A place of peace borne out of a site of tragedy, the National Civil Rights Museum began at the Lorraine Motel, a small minority-owned business in downtown Memphis where Dr. Martin Luther King, Jr. was assassinated on April 4, 1968. State and local support helped to convert it to a museum dedicated to helping visitors better understand the history and lessons of the American Civil Rights movement.
Elvis was almost as famous for his costumes as he was for his voice, and the former were provided by Lansky Brothers clothiers of Memphis. More than an attraction, Lansky Brothers remains a huge draw for men who like to dress expressively. Lansky Brothers maintains a shop in Memphis' Peabody Hotel that features popular brands for women, too.

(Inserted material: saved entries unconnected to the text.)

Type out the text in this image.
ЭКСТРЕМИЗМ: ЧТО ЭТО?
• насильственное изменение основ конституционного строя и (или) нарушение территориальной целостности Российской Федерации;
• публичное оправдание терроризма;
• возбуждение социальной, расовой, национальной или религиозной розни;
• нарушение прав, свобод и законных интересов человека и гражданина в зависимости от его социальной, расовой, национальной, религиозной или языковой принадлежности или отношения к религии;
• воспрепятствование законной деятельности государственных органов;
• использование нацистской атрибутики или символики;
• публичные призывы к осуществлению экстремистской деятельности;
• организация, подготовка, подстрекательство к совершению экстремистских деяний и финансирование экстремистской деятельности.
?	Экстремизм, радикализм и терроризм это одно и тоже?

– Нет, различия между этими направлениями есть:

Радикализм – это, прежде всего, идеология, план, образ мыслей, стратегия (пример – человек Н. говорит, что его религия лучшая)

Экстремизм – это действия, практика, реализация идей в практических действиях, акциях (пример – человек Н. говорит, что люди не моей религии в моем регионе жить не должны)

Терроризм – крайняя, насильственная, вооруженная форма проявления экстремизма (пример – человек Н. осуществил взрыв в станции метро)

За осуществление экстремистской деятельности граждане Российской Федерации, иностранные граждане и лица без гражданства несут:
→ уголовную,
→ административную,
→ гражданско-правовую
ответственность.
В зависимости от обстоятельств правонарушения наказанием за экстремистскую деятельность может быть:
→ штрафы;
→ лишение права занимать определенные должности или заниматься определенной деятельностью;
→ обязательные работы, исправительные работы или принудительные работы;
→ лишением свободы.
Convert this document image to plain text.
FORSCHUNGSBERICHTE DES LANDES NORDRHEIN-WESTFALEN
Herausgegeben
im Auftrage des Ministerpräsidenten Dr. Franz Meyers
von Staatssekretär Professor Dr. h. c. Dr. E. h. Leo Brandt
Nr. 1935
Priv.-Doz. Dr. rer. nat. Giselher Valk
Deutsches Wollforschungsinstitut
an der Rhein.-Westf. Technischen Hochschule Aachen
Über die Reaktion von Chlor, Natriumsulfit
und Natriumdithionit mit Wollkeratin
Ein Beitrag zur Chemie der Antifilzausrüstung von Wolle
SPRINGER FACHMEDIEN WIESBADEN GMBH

A park that pays tribute to the Mississippi river, Mud Island contains the Mississippi River Museum, a monorail, and the River Walk, a representation of the river from Cairo, Illinois to New Orleans. Visitors can rent bikes or board canoes, kayaks, and pedal boats to navigate the harbor. The Memphis skyline is visible from the park. Be aware that Mud Island is a popular destination for school field trips, so couples stand a better chance of enjoying the location on weekends.
Located on the original site of the legendary Stax Records in Memphis, Tennessee, this attraction is dedicated to keeping the memory of Stax soul music legends who include Otis Redding, Isaac Hayes, Sam & Dave, the Staple Singers alive. Stax also recorded discs by comedians Bill Cosby, Richard Pryor, and Moms Mabley. The 17,000-square-foot site holds more than 2,000 pieces of musical memorabilia, video footage, and items that reflect the greatness of American soul music.
On 70 acres in Overton Park, the Memphis Zoo is an attraction that is home to some 3,500 animals from more than 500 different species.
If you want to see where Johnny Cash, Roy Orbison, Jerry Lee Lewis, Elvis Presley, and other seminal rock'n'roll performers first recorded their voices, put Sun Studio, "the birthplace of rock n'roll," on your tour of Memphis attractions.